Artık Hollywood'da da görmeye alıştığımız Bollywood’un ünlü yüzü İrrfan Khan ve doğu halklarının tüm güzellik öğelerini taşıyan Nimrat Kaur karşılıklı olarak oynamasalar da Hindistan’ın o meşhur kaosuyla beraber hayatın tüm sıkılmışlıkları arasında insanların çıkmazlarını çok güzel yansıtıyorlar. Dil-din-ırk gözetmeksizin bin yıllardır geçerliliğini koruyan “Erkeğin kalbine giden yol midesinden geçer” mottosundan hareketle hayatın bütün tatsızlıklarını biraz tuz, biraz baharat ile gidermeye çalışan Ila ve bence filmin esas kahramanı hiç gözükmeyen üst kat komşusu teyzenin diologları son derece keyif veriyor ve filmin mizah damarını oluşturuyor. Saajan’ın da yatay-dikey mezar aforizması ile hayatın koşturmacasına yapığı varoluşsal göndermeler filmin ağır basan alt metnini oluşturuyor.

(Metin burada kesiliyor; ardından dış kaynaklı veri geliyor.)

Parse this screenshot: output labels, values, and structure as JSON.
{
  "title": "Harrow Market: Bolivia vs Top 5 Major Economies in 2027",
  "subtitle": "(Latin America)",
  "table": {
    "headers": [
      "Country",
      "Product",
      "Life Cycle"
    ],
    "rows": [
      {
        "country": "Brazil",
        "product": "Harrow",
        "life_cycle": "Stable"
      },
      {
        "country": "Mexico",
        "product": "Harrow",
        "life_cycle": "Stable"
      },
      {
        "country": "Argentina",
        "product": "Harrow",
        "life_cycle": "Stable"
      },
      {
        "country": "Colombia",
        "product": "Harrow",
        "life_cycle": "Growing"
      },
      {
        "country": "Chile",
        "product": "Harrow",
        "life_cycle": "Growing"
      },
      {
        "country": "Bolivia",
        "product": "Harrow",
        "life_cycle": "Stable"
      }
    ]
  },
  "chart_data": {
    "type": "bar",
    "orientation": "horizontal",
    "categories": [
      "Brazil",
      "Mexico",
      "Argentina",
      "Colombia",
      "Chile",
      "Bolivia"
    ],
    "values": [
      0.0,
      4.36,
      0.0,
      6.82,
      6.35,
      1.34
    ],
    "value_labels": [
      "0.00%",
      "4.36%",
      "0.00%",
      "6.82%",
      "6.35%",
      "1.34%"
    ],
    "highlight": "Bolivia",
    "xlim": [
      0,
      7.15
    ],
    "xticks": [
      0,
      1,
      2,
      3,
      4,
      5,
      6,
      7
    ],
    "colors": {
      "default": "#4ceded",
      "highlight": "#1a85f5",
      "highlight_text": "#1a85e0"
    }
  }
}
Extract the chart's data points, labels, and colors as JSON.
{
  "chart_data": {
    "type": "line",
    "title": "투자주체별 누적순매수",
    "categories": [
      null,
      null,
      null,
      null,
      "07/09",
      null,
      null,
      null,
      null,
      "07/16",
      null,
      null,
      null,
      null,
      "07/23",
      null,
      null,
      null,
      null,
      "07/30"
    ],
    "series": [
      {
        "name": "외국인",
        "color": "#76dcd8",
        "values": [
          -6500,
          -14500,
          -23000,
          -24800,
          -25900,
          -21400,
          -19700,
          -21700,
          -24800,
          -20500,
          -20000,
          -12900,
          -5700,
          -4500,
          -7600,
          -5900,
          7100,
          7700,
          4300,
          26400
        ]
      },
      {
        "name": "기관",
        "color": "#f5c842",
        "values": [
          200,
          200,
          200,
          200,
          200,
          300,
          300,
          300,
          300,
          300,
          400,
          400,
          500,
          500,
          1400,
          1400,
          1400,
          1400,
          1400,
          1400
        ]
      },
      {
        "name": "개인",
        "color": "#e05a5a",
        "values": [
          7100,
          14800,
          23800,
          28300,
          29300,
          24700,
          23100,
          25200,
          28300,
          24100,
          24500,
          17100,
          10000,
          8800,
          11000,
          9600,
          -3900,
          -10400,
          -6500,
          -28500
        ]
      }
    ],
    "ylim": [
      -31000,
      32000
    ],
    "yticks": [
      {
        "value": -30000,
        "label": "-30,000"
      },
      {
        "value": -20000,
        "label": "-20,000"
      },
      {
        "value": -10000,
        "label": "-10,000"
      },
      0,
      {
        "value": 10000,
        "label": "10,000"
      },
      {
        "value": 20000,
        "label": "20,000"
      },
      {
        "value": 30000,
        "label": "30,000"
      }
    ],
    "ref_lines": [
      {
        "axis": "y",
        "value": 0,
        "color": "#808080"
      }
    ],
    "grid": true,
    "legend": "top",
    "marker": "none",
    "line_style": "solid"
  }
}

Filmde hayata dair bir çok aforizma mevcut. Zaten spiritüalizm diyince konunun membası Hindistan’da tanrısal zeminde olmasa da Kafkaesk zeminde kurulan hayatın sorgulanmasında kusursuz işlendiği düşünülen bir sistemde bile olabilecek bir hatadan böyle bir dostluğun kurulmasıyla rastlantısal bir zemin kuruyor kendine. “bazen yanlış bindiğiniz bir tren sizi doğru istasyonda indirir.” mottosu da işte burda ortaya çıkıyor ve filmin ana omurgasını oluşturuyor.

Hayata dair düşündürmeleriyle, lezzetli yemekleriyle, Hindistan'ın renkli atmosferinde kaosuyla neşesiyle içinizi ısıtacak bir film Sefer tası. Afiyet olsun.


 **Filmle alakasız ama yazarken bunu dinledim, güzel gitti. Yazının soundtrack'i olabilir.